Tra ritardi, rinvii e divergenze tra gli Stati membri, il mercato unico europeo è sempre più frammentato e alle imprese non resta che sperare in un recepimento guidato dal buon senso.
È passata la fatidica scadenza del 3 luglio, data di “partenza”, almeno in teoria, della Direttiva sui prodotti monouso in plastica. Direttiva che – ricordiamo – colpisce più di ogni altro il sistema industriale italiano: le nostre imprese, infatti, sono i maggiori produttori ed esportatori di questi prodotti e perderanno almeno un miliardo di euro di fatturato, che verrà sottratto al piatto della bilancia commerciale.
Al di là delle note conseguenze a livello industriale e sociale già da tempo inutilmente denunciate, oggi il clamore è suscitato dalla mancanza – in Italia così come in altri Paesi UE – del decreto di recepimento della Direttiva e da una dannosa e pericolosa frammentazione nell’applicazione del diritto europeo che potrà causare perdita di occupazione e di imprese.
Colpa, anche, della pubblicazione in forte ritardo – poco più di un mese fa – delle Linee Guida applicative della Direttiva -che avrebbero avuto il compito di dirimere i dubbi già noti al settore, ma così non è avvenuto. Né i tempi né i contenuti delle Linee Guida hanno concesso il tempo necessario agli Stati membri per recepire in modo coerente la Direttiva, e alle imprese per riorganizzare le proprie attività.
La direttiva sulle plastiche monouso è un atto legislativo peculiare che lascia ampio spazio di interpretazione ai legislatori nazionali. E così, tra interpretazioni dissimili di molti concetti cardine e la mancanza di un’unica, vera data di partenza in tutti gli Stati membri, alla fine risulterà impossibile preservare l'obiettivo dell'armonizzazione in tutta l'Unione europea. Auspicabile a tal riguardo un riesame dell’impianto della normativa europea, come pure auspicato dal nostro Ministro della Transizione ecologica.

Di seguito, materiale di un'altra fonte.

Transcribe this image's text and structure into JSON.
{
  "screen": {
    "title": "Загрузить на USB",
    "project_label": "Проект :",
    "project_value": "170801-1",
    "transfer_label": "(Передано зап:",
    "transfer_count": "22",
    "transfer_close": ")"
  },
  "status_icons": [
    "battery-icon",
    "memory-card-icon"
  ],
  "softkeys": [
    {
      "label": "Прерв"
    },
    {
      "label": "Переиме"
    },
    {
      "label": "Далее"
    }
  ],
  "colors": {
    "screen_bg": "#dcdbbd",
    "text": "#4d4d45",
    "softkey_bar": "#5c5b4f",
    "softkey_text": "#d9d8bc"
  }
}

Tutto ciò in un clima di incertezza e di instabilità derivante dalle conseguenze dell’emergenza pandemica che proprio nei momenti più critici ha fatto emergere il ruolo sociale di alcuni prodotti. E da qui la nostra richiesta alle istituzioni di limitare i danni, riconoscendo questo ruolo fondamentale dei prodotti monouso, almeno nei circuiti confinati di utilizzo, dove la gestione del rifiuto è un obbligo e non solo un’opportunità. Se l‘obiettivo della Direttiva è chiaramente vietare o ridurre ciò che si presta alla dispersione nell’ambiente, la nostra proposta avrebbe potuto rappresentare una soluzione per salvare un settore al quale oggi si chiede, nonostante i ritardi europei e nazionali e nonostante la pandemia con tutte le sue conseguenze -non da ultimo il rinnovato ruolo sociale delle plastiche monouso- una conversione di cui nessuno ancora riesce a declinare la congrua spiegazione, a meno che non si spieghi con un semplicistico “purché non sia fatto di plastica”.
La situazione contingente in Italia è affidata ad una “bozza di decreto di recepimento” e ad alcune dichiarazioni del Ministro della Transizione Ecologica che ha chiarito più volte che esiste la possibilità nel nostro ordinamento di beneficiare di una proroga di tre mesi del termine di esercizio delle delega fornita dal Parlamento al recepimento della Direttiva. La stessa bozza di decreto, che pare vedremo in Gazzetta Ufficiale nel prossimo autunno, prevede un periodo transitorio di 180 giorni per lo smaltimento delle scorte.
In questo frangente la Direttiva sembra essere destinata a trovare una sua effettiva applicazione solo quando comparirà in Gazzetta Ufficiale il connesso decreto di recepimento, almeno per quel che attiene a quelle disposizioni che non sono immediatamente applicabili senza ulteriori atti di carattere nazionale. Questo ovviamente limitatamente al territorio nazionale, mentre per il resto d’Europa bisognerà valutare caso per caso, i rispettivi atti di recepimento dei Paesi membri dell’Unione.